Hundreds Pay Respect To K9 Choper

Conewango Township Officer and K9 Handler Scott Neiswonger grieves following the ceremony. P-J photo by Brian Ferry

WARREN, Pa. — At least 50 law enforcement officers and hundreds of citizens attended a funeral service Tuesday afternoon at Warren Area High School to remember and celebrate Conewango Township Police K9 Officer Choper.

Canine handlers from as far as Virginia came to honor Choper and Conewango Township Police Officer and K9 Handler Scott Neiswonger.

“Our thoughts and prayers go out to Officer Scott Neiswonger,” Conewango Township Police Department Chief Jason Peters said. Neiswonger lost “his law enforcement partner, his companion, his friend.”

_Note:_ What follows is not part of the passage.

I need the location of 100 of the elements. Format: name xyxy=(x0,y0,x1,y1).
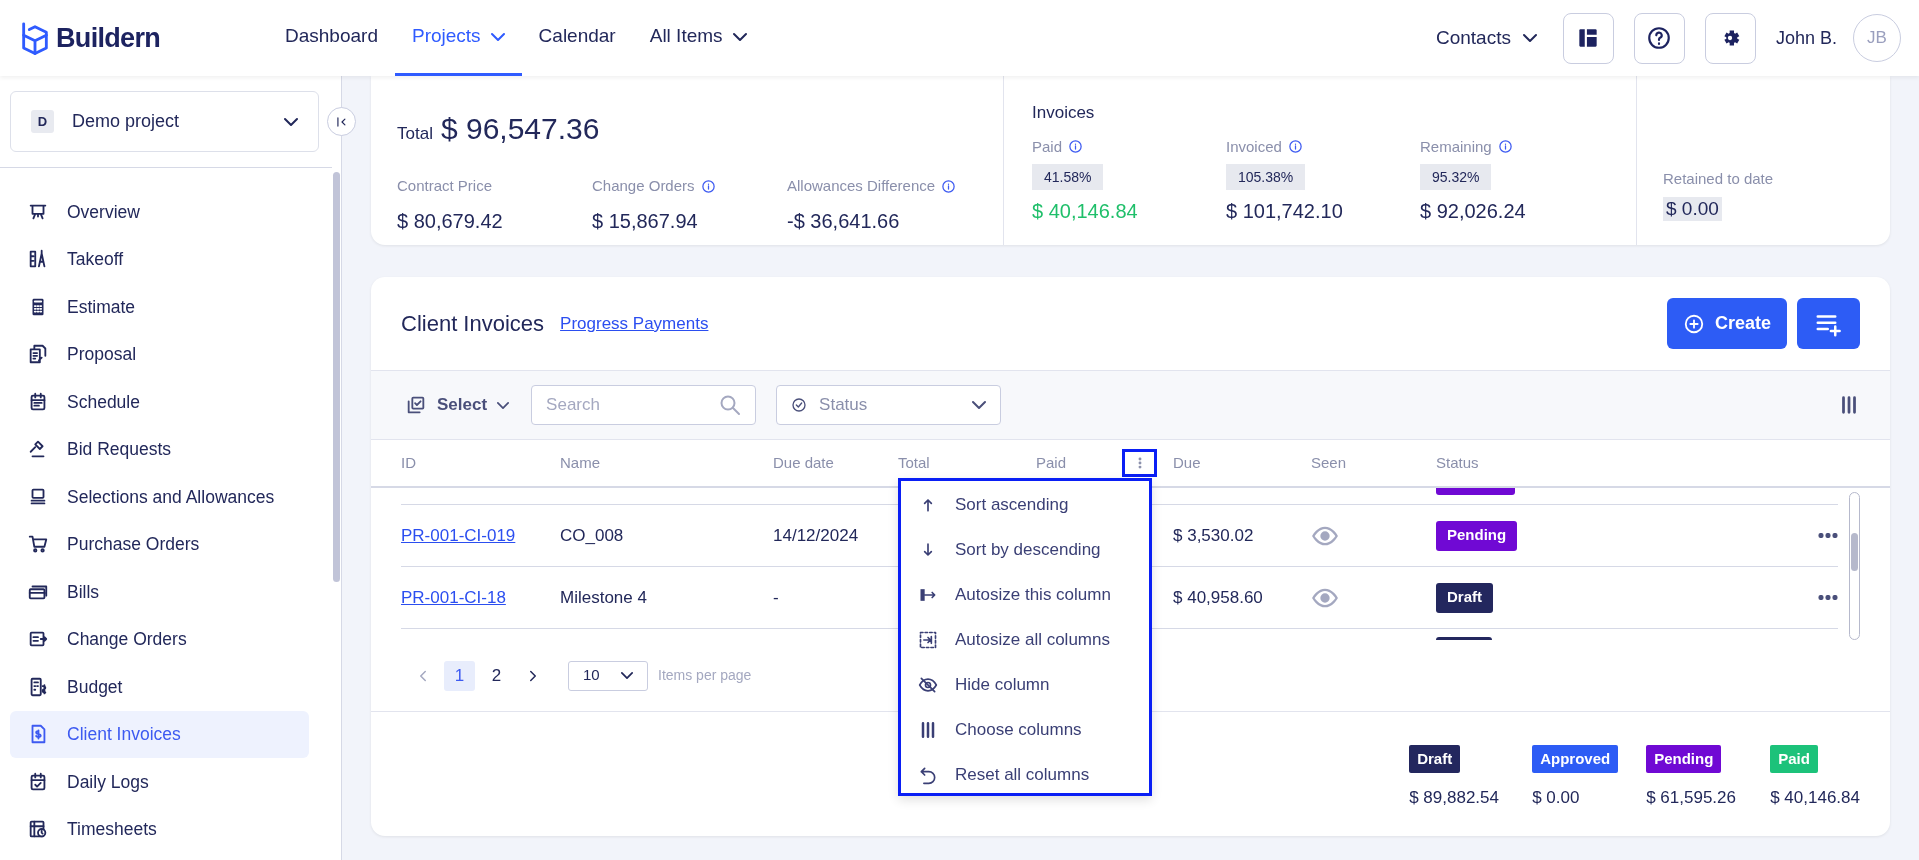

Choper died early Wednesday, June 6, as a result of injuries sustained in a fall during a training exercise.

“Choper was driven to complete his duties as a law enforcement officer,” Peters said. “He was in that state of mind — get the bad guy. What happened next was unimaginable. That driven spirit broke through that locked door to that rooftop.”

“Two hearts were broken in that moment,” he said.

Choper was trained for drug detection, tracking, and apprehension. He also assisted the department with public relations.

“Choper widened the eyes of almost all the children here in Warren, including my own son,” Peters said. “Rest easy, Choper. Good boy.”

Neiswonger asked his friend, Pennsylvania State Police Trooper Andrew Goss, to speak at the ceremony.

“We both came to law enforcement to make a difference,” Goss said.

He said Neiswonger had confided in him that he hoped someday to be “lucky enough” to become a canine handler. “He felt that would refocus him and renew his energy as a law enforcement officer,” Goss said.

He was working when “Scott brought a very handsome German shepherd named Choper to the state police barracks to meet the guys,” he said. “From that day forward, I referred to Choper as ‘Little Guy.'”

“Choper existed in this world to serve the people of Conewango Township and Warren County,” he said.

He said Choper performed that service “effectively, enthusiastically, and with honor.”

Police officers develop relationships with their partners. “We absolutely know when the sh*t hits the fan, that person has our back,” Goss said.

And people develop bonds with their pets. “They really do become part of a family,” he said.

Choper was both for Neiswonger, a partner and family.

“How much more, then, do we develop a bond with an animal that goes to work with us?” he asked. “Every hour of every day. Every day of every week. Every week of every year. What kind of bond is formed?”

“Not just a partner,” Goss said. “A family member. A best friend.”

“I know that Choper led a happy, meaningful, purpose-filled life that we were all lucky enough to share a little bit of,” he said. “Scott, you and Choper have made a difference and had an influence.”

“May God take the Little Guy into his loving grace and protection,” Goss said. “Rest easy, Little Guy. We got it from here. And worry not, we’ll take care of Dad.”

Gov. Tom Wolf was unable to attend the ceremony, but sent a statement that was read by Warren County District Attorney Rob Greene.

“It is my honor to pay respect to K9 Officer Choper,” Wolf wrote. “Choper has earned great distinction. Choper ensured the safety and well-being of fellow officers by demonstrating exemplary honor and bravery.”

At the end of the service, the final radio call went out for Choper.

“Warren County K9 109…”

“Warren County K9 109…”

“We regret to announce, with deep sadness, the passing of Conewango Township K9 109. His last call came on June 6, 2018, at 0:02 hours. Rest in peace and know that we have it from here.”

Following the service, about 40 law enforcement vehicles processed from the high school to the Conewango Township Police Department office in Starbrick.